Mexikos kauziger Trainer will gerne weitermachen

Leipzig (WB/klü). Als Ricardo La Volpe den Rasen räumte, drehte er sich um und blickte noch einmal kurz zurück. Das war's. Wiedersehen. Für Mexiko ist die WM zu Ende.

Und für den Trainer auch die Zeit auf der Bank? Sein Vertrag läuft aus. Bei den Medien und den Fans ist der kauzige Coach aus Argentinien nicht sehr beliebt. Die Personalie galt als erledigt. Doch nach dem 1:2 im Leipziger Achtelfinale gegen Argentinien verkündete La Volpe zur Geisterstunde: »Ich würde meine Arbeit gerne fortsetzen.«
Eine überraschende Kehrtwende, die den mexikanischen Verband offensichtlich so schockierte, dass die Herren am Tag danach sprachlos waren.
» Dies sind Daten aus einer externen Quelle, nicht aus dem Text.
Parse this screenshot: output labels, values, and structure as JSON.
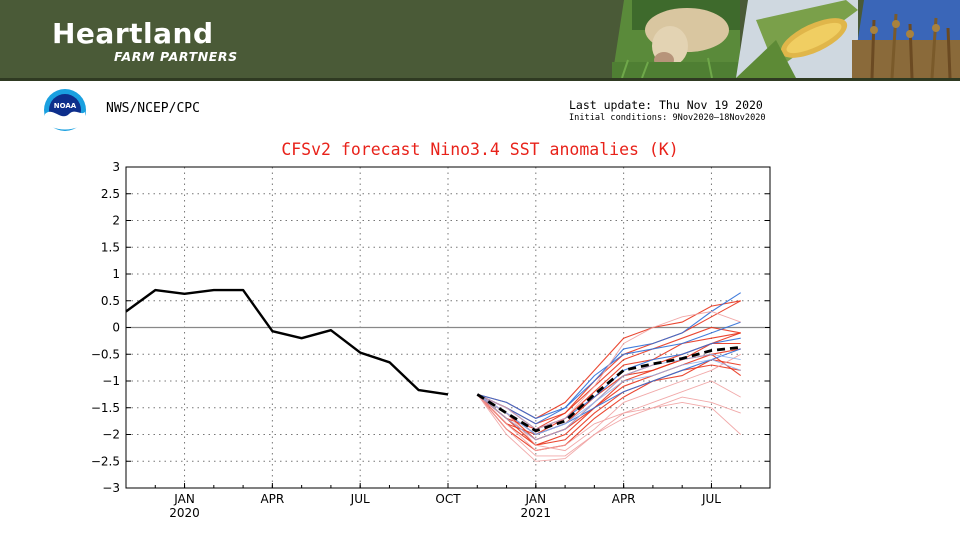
{
  "banner": {
    "brand_name": "Heartland",
    "brand_sub": "FARM PARTNERS",
    "photos": [
      "cow-photo",
      "corn-photo",
      "soybean-field-photo"
    ]
  },
  "header": {
    "agency": "NWS/NCEP/CPC",
    "logo_text": "NOAA",
    "last_update": "Last update: Thu Nov 19 2020",
    "initial_conditions": "Initial conditions: 9Nov2020–18Nov2020"
  },
  "colors": {
    "banner": "#4a5a37",
    "title": "#e8221a",
    "observed": "#000000",
    "ensemble_red": "#e8341c",
    "ensemble_blue": "#2f6fd8",
    "ensemble_pink": "#f0a0a0",
    "ensemble_lightblue": "#8fb3ee"
  },
  "chart_data": {
    "type": "line",
    "title": "CFSv2 forecast Nino3.4 SST anomalies (K)",
    "xlabel": "",
    "ylabel": "",
    "ylim": [
      -3,
      3
    ],
    "yticks": [
      3,
      2.5,
      2,
      1.5,
      1,
      0.5,
      0,
      -0.5,
      -1,
      -1.5,
      -2,
      -2.5,
      -3
    ],
    "ytick_labels": [
      "3",
      "2.5",
      "2",
      "1.5",
      "1",
      "0.5",
      "0",
      "−0.5",
      "−1",
      "−1.5",
      "−2",
      "−2.5",
      "−3"
    ],
    "xlim": [
      "2019-11",
      "2021-09"
    ],
    "xticks": [
      {
        "month": "2020-01",
        "label": "JAN",
        "year_label": "2020"
      },
      {
        "month": "2020-04",
        "label": "APR",
        "year_label": ""
      },
      {
        "month": "2020-07",
        "label": "JUL",
        "year_label": ""
      },
      {
        "month": "2020-10",
        "label": "OCT",
        "year_label": ""
      },
      {
        "month": "2021-01",
        "label": "JAN",
        "year_label": "2021"
      },
      {
        "month": "2021-04",
        "label": "APR",
        "year_label": ""
      },
      {
        "month": "2021-07",
        "label": "JUL",
        "year_label": ""
      }
    ],
    "grid": true,
    "zero_line": true,
    "observed": {
      "x": [
        "2019-11",
        "2019-12",
        "2020-01",
        "2020-02",
        "2020-03",
        "2020-04",
        "2020-05",
        "2020-06",
        "2020-07",
        "2020-08",
        "2020-09",
        "2020-10",
        "2020-11"
      ],
      "values": [
        0.3,
        0.7,
        0.63,
        0.7,
        0.7,
        -0.07,
        -0.2,
        -0.05,
        -0.47,
        -0.65,
        -1.17,
        -1.25,
        null
      ]
    },
    "ensemble_mean": {
      "x": [
        "2020-11",
        "2020-12",
        "2021-01",
        "2021-02",
        "2021-03",
        "2021-04",
        "2021-05",
        "2021-06",
        "2021-07",
        "2021-08"
      ],
      "values": [
        -1.25,
        -1.6,
        -1.93,
        -1.75,
        -1.25,
        -0.8,
        -0.68,
        -0.58,
        -0.43,
        -0.37
      ]
    },
    "members_x": [
      "2020-11",
      "2020-12",
      "2021-01",
      "2021-02",
      "2021-03",
      "2021-04",
      "2021-05",
      "2021-06",
      "2021-07",
      "2021-08"
    ],
    "members": [
      {
        "color": "ensemble_red",
        "values": [
          -1.25,
          -1.7,
          -2.1,
          -1.9,
          -1.4,
          -0.9,
          -0.7,
          -0.5,
          -0.3,
          -0.1
        ]
      },
      {
        "color": "ensemble_red",
        "values": [
          -1.25,
          -1.8,
          -2.2,
          -2.0,
          -1.5,
          -1.1,
          -0.9,
          -0.7,
          -0.5,
          -0.4
        ]
      },
      {
        "color": "ensemble_red",
        "values": [
          -1.25,
          -1.5,
          -1.8,
          -1.6,
          -1.0,
          -0.5,
          -0.3,
          -0.1,
          0.2,
          0.5
        ]
      },
      {
        "color": "ensemble_red",
        "values": [
          -1.25,
          -1.9,
          -2.3,
          -2.2,
          -1.7,
          -1.3,
          -1.0,
          -0.8,
          -0.7,
          -0.8
        ]
      },
      {
        "color": "ensemble_red",
        "values": [
          -1.25,
          -1.6,
          -2.0,
          -1.7,
          -1.2,
          -0.7,
          -0.6,
          -0.3,
          -0.2,
          -0.1
        ]
      },
      {
        "color": "ensemble_red",
        "values": [
          -1.25,
          -1.7,
          -2.2,
          -2.1,
          -1.6,
          -1.2,
          -1.0,
          -0.9,
          -0.6,
          -0.7
        ]
      },
      {
        "color": "ensemble_red",
        "values": [
          -1.25,
          -1.4,
          -1.7,
          -1.4,
          -0.8,
          -0.2,
          0.0,
          0.1,
          0.4,
          0.5
        ]
      },
      {
        "color": "ensemble_red",
        "values": [
          -1.25,
          -1.8,
          -2.0,
          -1.8,
          -1.3,
          -0.9,
          -0.8,
          -0.6,
          -0.3,
          -0.3
        ]
      },
      {
        "color": "ensemble_red",
        "values": [
          -1.25,
          -1.6,
          -2.1,
          -1.9,
          -1.5,
          -1.0,
          -0.8,
          -0.6,
          -0.5,
          -0.9
        ]
      },
      {
        "color": "ensemble_red",
        "values": [
          -1.25,
          -1.7,
          -1.9,
          -1.6,
          -1.1,
          -0.6,
          -0.4,
          -0.2,
          0.0,
          -0.1
        ]
      },
      {
        "color": "ensemble_blue",
        "values": [
          -1.25,
          -1.4,
          -1.7,
          -1.5,
          -1.0,
          -0.4,
          -0.3,
          -0.1,
          0.3,
          0.65
        ]
      },
      {
        "color": "ensemble_blue",
        "values": [
          -1.25,
          -1.5,
          -1.9,
          -1.7,
          -1.3,
          -0.8,
          -0.6,
          -0.5,
          -0.3,
          -0.2
        ]
      },
      {
        "color": "ensemble_blue",
        "values": [
          -1.25,
          -1.6,
          -2.0,
          -1.8,
          -1.5,
          -1.2,
          -1.0,
          -0.8,
          -0.6,
          -0.4
        ]
      },
      {
        "color": "ensemble_blue",
        "values": [
          -1.25,
          -1.5,
          -1.8,
          -1.5,
          -0.9,
          -0.5,
          -0.4,
          -0.3,
          -0.1,
          0.1
        ]
      },
      {
        "color": "ensemble_pink",
        "values": [
          -1.25,
          -1.9,
          -2.4,
          -2.4,
          -2.0,
          -1.7,
          -1.5,
          -1.4,
          -1.5,
          -2.0
        ]
      },
      {
        "color": "ensemble_pink",
        "values": [
          -1.25,
          -2.0,
          -2.5,
          -2.45,
          -2.0,
          -1.6,
          -1.5,
          -1.3,
          -1.4,
          -1.6
        ]
      },
      {
        "color": "ensemble_pink",
        "values": [
          -1.25,
          -1.8,
          -2.3,
          -2.2,
          -1.8,
          -1.6,
          -1.4,
          -1.2,
          -1.0,
          -1.3
        ]
      },
      {
        "color": "ensemble_pink",
        "values": [
          -1.25,
          -1.6,
          -2.2,
          -2.3,
          -1.9,
          -1.4,
          -1.2,
          -1.0,
          -0.8,
          -0.5
        ]
      },
      {
        "color": "ensemble_pink",
        "values": [
          -1.25,
          -1.5,
          -1.9,
          -1.7,
          -1.1,
          -0.3,
          0.0,
          0.2,
          0.3,
          0.1
        ]
      },
      {
        "color": "ensemble_lightblue",
        "values": [
          -1.25,
          -1.6,
          -2.0,
          -1.8,
          -1.4,
          -1.0,
          -0.9,
          -0.7,
          -0.6,
          -0.8
        ]
      },
      {
        "color": "ensemble_lightblue",
        "values": [
          -1.25,
          -1.7,
          -2.1,
          -1.9,
          -1.4,
          -0.9,
          -0.7,
          -0.6,
          -0.5,
          -0.6
        ]
      }
    ]
  }
}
Kein Kommentar. Denn eigentlich war der Fall längst klar: Ein neuer Trainer sollte kommen. Jetzt zählt aber auch La Volpe weiter zu diesem Kandidatenkreis - und er hat in der Mannschaft einen wichtigen Fürsprecher. Kapitän Rafael Marquez schätzt seinen Vorgesetzten außerordentlich: »Wenn es nach mir geht, könnte der Vertrag bis 2010 verlängert werden.«
Seit 2002 sitzt La Volpe auf dem heißesten Stuhl von Mexiko. Denn hier hält es kein Trainer sehr lange aus, er ist mit seinen vier Jahren schon der Rekordmann und bilanziert: »Unsere Mannschaft wird in aller Welt geschätzt. Wir bieten einen guten Fußball. Ich habe mit den Spielern etwas aufgebaut, das ich gern fortsetzen würde.«
La Volpe redete in Leipzig ungewöhnlich lange mit den von ihm sonst nicht sehr geschätzten Medien-Vertretern. Der Grund war klar: Hier handelte es sich um eine Bewerbung; er möchte im Amt bleiben. Seine Mannschaft hatte vorher Reklame gemacht: Wie sie den hohen Favoriten Argentinien unter Druck setzte, das war schon sehr beachtlich.
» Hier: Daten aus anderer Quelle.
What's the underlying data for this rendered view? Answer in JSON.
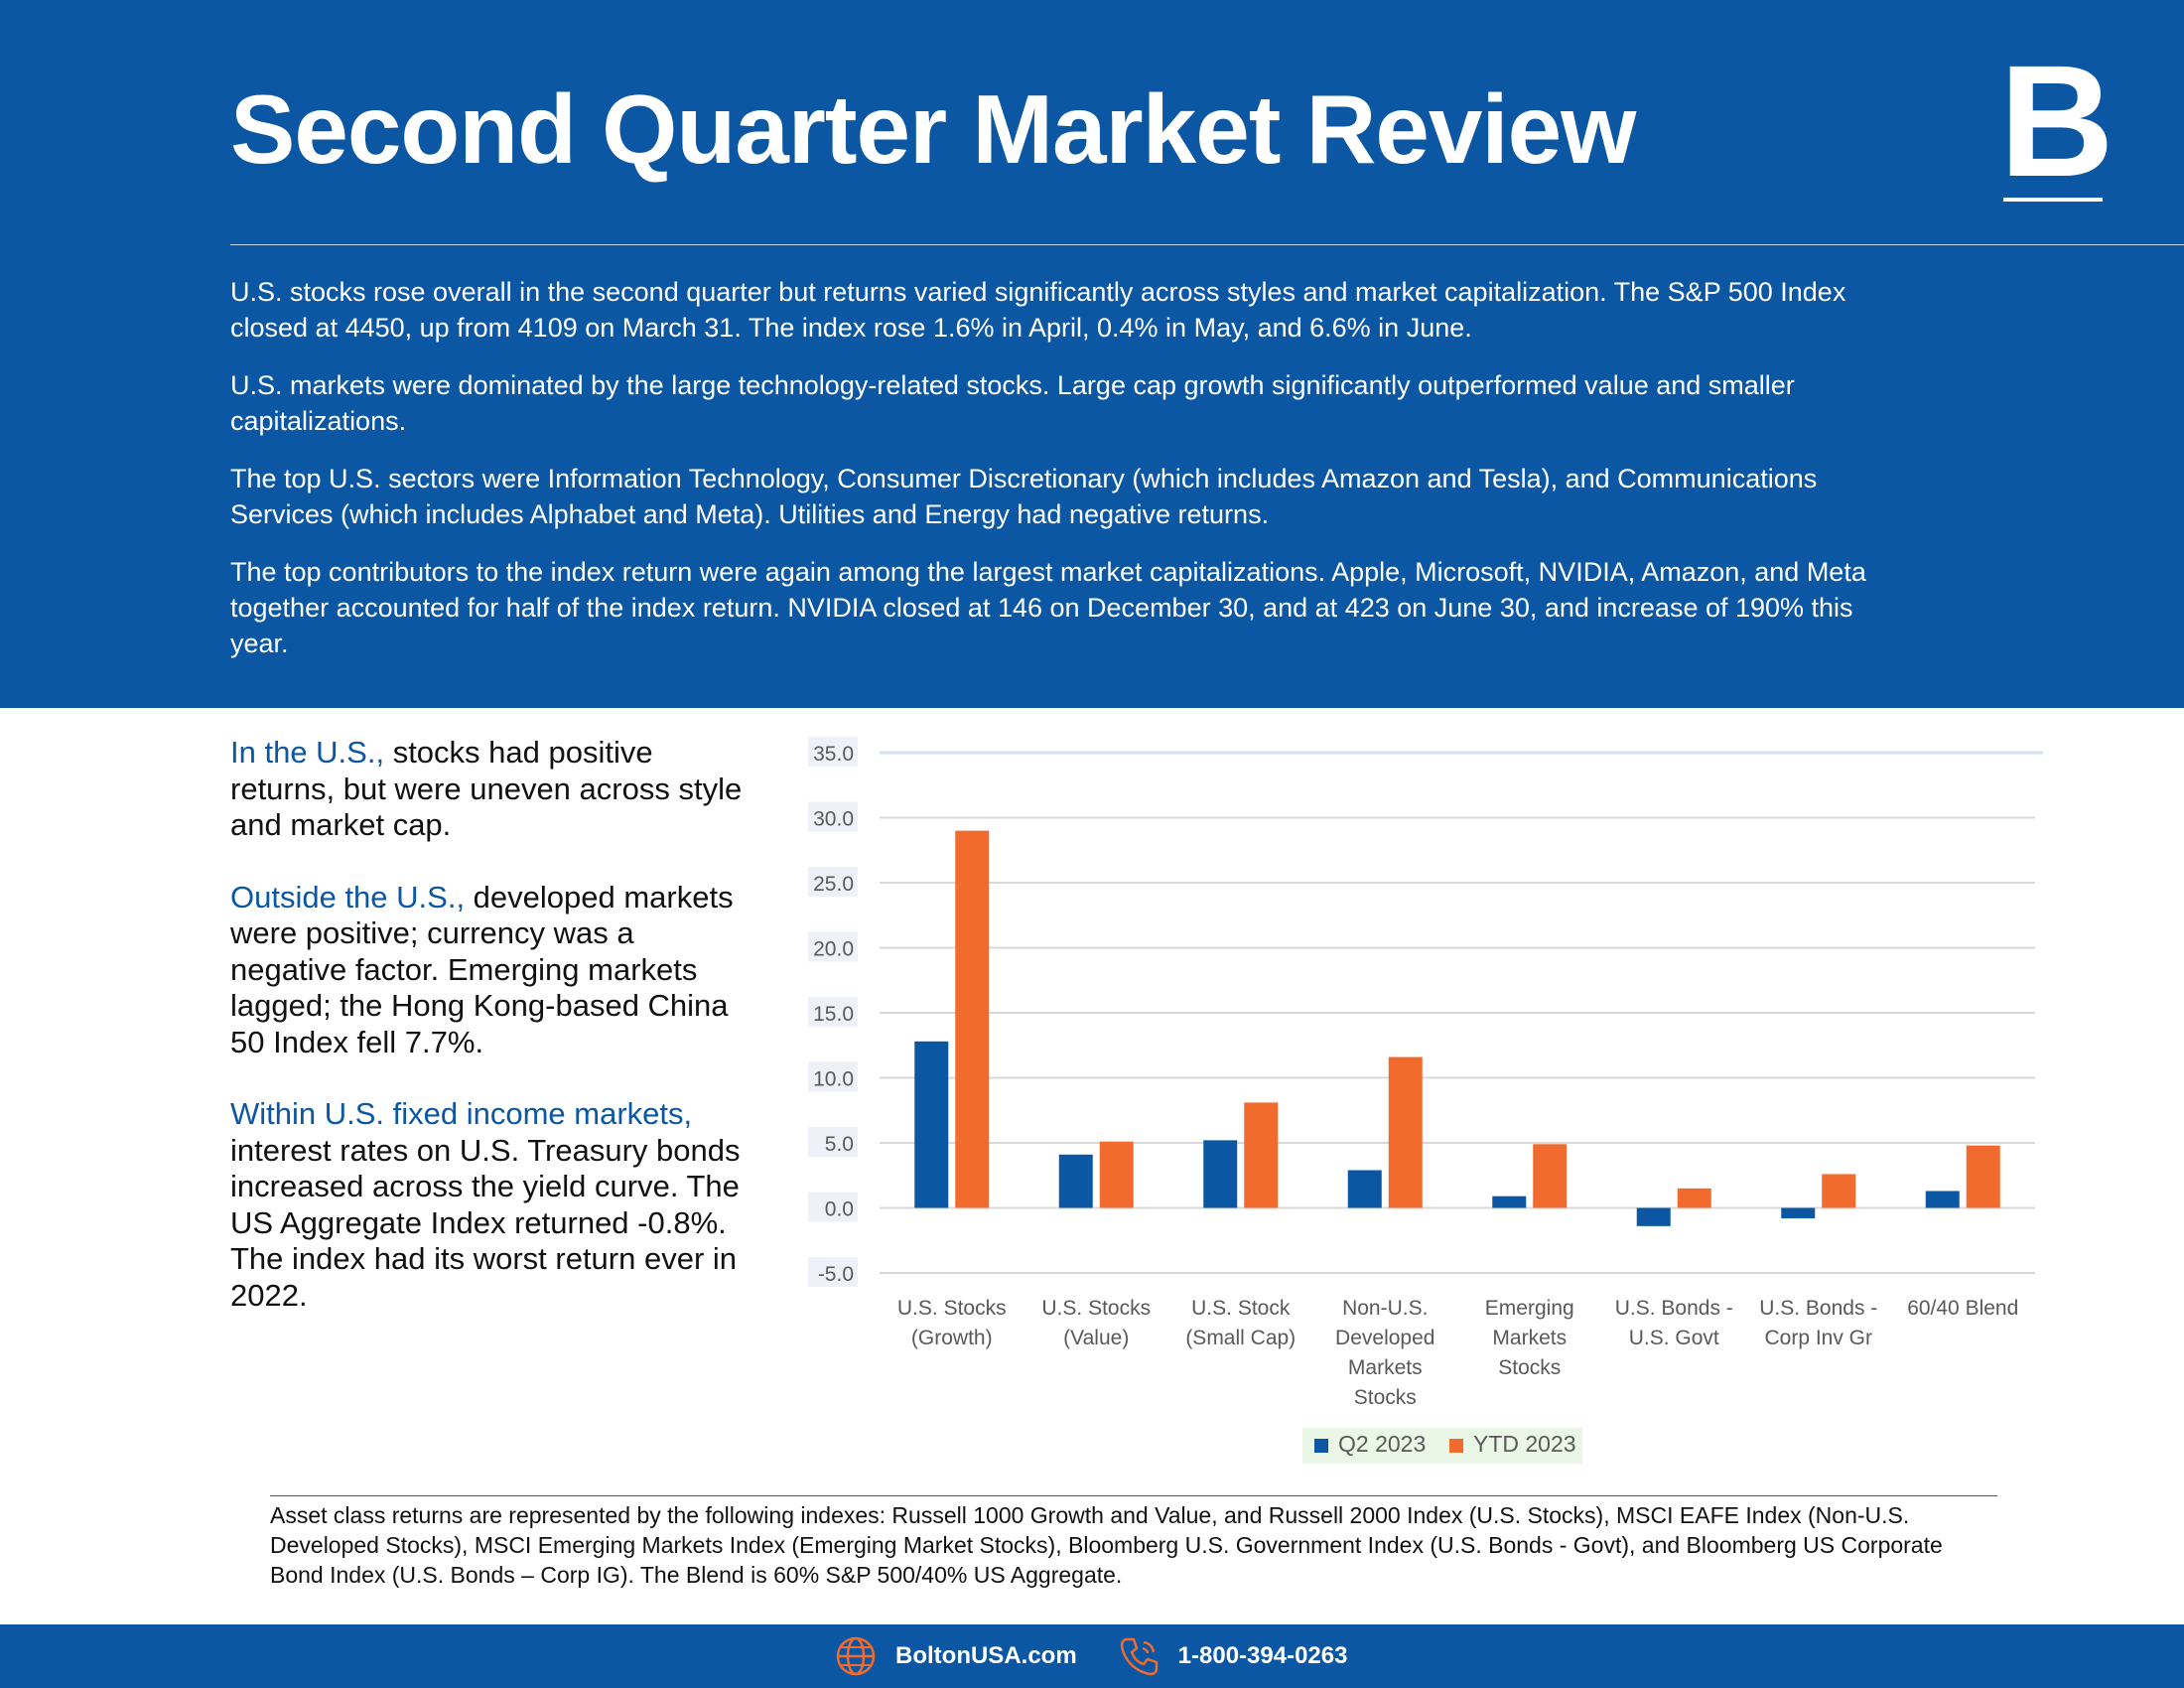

»Ich bin traurig, denn wir waren lange Zeit absolut gleichwertig«, sagte Marquez. Stimmt. Und La Volpe stellte fest: »In solchen Spielen braucht man auch ein bisschen Glück, das wir leider nicht hatten.« Statt dessen einen Angreifer namens Jared Borgetti, der leider gleich in beiden Strafräumen gefährlich war. Der Ausgleich wurde zwar offiziell Hernan Crespo zugeschrieben, doch Borgetti köpfte den Ball ins Tor.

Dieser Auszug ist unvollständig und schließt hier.